Ménaka: pourquoi l’EIGS et le GSIM convoitent la région ?

La région de Ménaka est le théâtre d’affrontements, depuis le mois de mars, entre deux nébuleuses terroristes, l’État islamique au Grand Sahara (EIGS), branche sahélienne du groupe État Islamique, et le Groupe de soutien à l’Islam et aux musulmans (GSIM), affilié à Al-Qaeda. Les combats ont repris ces derniers jours, avec, selon nos informations, des victimes dans les deux camps. Pourquoi cette région est-elle autant convoitée par les deux groupes rivaux ?

« Des affrontements entre Jnim et Daech signalés cet après-midi au sud-ouest d’Insinsnane », a alerté sur Twitter le 29 octobre Fahad Ag Almahmoud du Groupe d’auto-défense Touareg, Imghad et alliés (Gatia), Président de la plateforme du 14 juin 2014 d’Alger.

À l’en croire, ces affrontements entre les deux organisations, qui « restent extrêmement puissantes sur le terrain et ont reçu des renforts de partout », ont tourné en faveur du GSIM, qui a fait son entrée à Anderamboukane le 30 octobre, alors que les renforts de Daech s’étaient regroupés à Tadjalalte, 30 km à l’ouest.

Zone « libre »

Pour Abdoul Nasir Idrissa de « Kala A Ma Harandi », un collectif de journalistes-militants de la région de Gao, observateur de l’évolution depuis plusieurs mois des conflits entre les deux groupes terroristes dans la zone, les affrontements s’inscrivent une logique de de positionnement. « Chacun des deux groupes veut avoir la mainmise sur Anderamboukane, ce qui fait une entrée directe sur le Niger », soutient celui qui pense que l’intérêt et la convoitise de la région de Ménaka sont dus à la libre circulation qu’elle offre.

« La zone de Ménaka est une zone carrefour, où l’on peut facilement se cacher dans des forêts. À partir de Ménaka, vous avez une ouverture sur Kidal, jusqu’à l’Algérie et également sur le Niger. La zone de Talataye, dans le cercle d’Ansongo, jusqu’à Anderamboukane, est également une zone où l’on peut circuler librement. L’espace est vide, sans présence militaire », explique-t-il.

Assurer l’autofinancement

Dr. Aly Tounkara, Directeur du Centre d’études stratégiques et sécuritaires au Sahel (CE3S) pense pour sa part que la recrudescence des conflits dans la région de Ménaka est en partie due aux mésententes entre groupes armés dans la zone. « Les groupes armés eux-mêmes, qu’ils soient signataires de l’Accord pour la paix ou pas, peinent à s’accorder sur l’essentiel dans la région de Ménaka, contrairement à des localités comme Kidal, où l’on a quand même une prééminence de la CMA », indique-t-il.

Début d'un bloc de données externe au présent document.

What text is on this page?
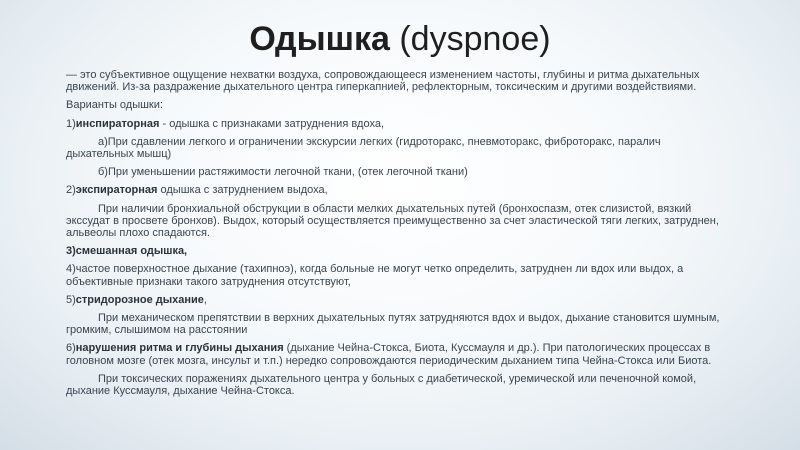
Одышка (dyspnoe)

— это субъективное ощущение нехватки воздуха, сопровождающееся изменением частоты, глубины и ритма дыхательных движений. Из-за раздражение дыхательного центра гиперкапнией, рефлекторным, токсическим и другими воздействиями.

Варианты одышки:

1)инспираторная - одышка с признаками затруднения вдоха,

а)При сдавлении легкого и ограничении экскурсии легких (гидроторакс, пневмоторакс, фиброторакс, паралич дыхательных мышц)

б)При уменьшении растяжимости легочной ткани, (отек легочной ткани)

2)экспираторная одышка с затруднением выдоха,

При наличии бронхиальной обструкции в области мелких дыхательных путей (бронхоспазм, отек слизистой, вязкий экссудат в просвете бронхов). Выдох, который осуществляется преимущественно за счет эластической тяги легких, затруднен, альвеолы плохо спадаются.

3)смешанная одышка,

4)частое поверхностное дыхание (тахипноэ), когда больные не могут четко определить, затруднен ли вдох или выдох, а объективные признаки такого затруднения отсутствуют,

5)стридорозное дыхание,

При механическом препятствии в верхних дыхательных путях затрудняются вдох и выдох, дыхание становится шумным, громким, слышимом на расстоянии

6)нарушения ритма и глубины дыхания (дыхание Чейна-Стокса, Биота, Куссмауля и др.). При патологических процессах в головном мозге (отек мозга, инсульт и т.п.) нередко сопровождаются периодическим дыханием типа Чейна-Стокса или Биота.

При токсических поражениях дыхательного центра у больных с диабетической, уремической или печеночной комой, дыхание Куссмауля, дыхание Чейна-Стокса.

Par ailleurs, selon lui, chacun des groupes cherche à contrôler ce territoire parce que lorsque ce contrôle est acquis, « on a par ricochet les populations avec soi, la mainmise sur tout ce qui est mobilité en termes d’escorte, les cartels de la drogue, même les voies clandestines qui mèneraient à la migration irrégulière, des aspects qui permettent entre-autres aux groupes de s’autofinancer ».

Le spécialiste des questions de sécurité souligne que les clivages ethniques et les tensions entre les communautés dans cette région attisent également les affrontements, que ce soit entre l’EIGS et le GSIM ou entre l’un des deux et les groupes armés de la zone.

En avril dernier, au plus fort des affrontements qui opposaient l’EIGS au Mouvement de soutien de l’Azawad (MSA), qui tentait de contrer l’offensive de l’État Islamique, Ibrahim Maiga, spécialiste sécuritaire et ancien chercheur à l’ISS Africa, expliquait dans nos colonnes que ces affrontements se nourrissaient d’une longue conflictualité, qui s’était établie dans cette zone frontalière entre certaines communautés.

Rebondir après Talataye

Pour certains observateurs, la reprise récente des combats entre l’EIGS et le GSIM dans la zone de Ménaka s’expliquerait aussi par une volonté de revanche des hommes d’Iyad Ag Ghaly, suite à leur « défaite » à Talataye, dans le cercle d’Ansongo, début septembre.

Une défaite qui, selon une source citée par l’Agence de presse africaine (APA News), a « terni l’image du GSIM et a consolidé le mythe d’invincibilité de l’EI, d’où une mobilisation du GSIM depuis quelques semaines pour cette grande offensive, pour réarmer moralement ses combattants, affectés par cette défaite ».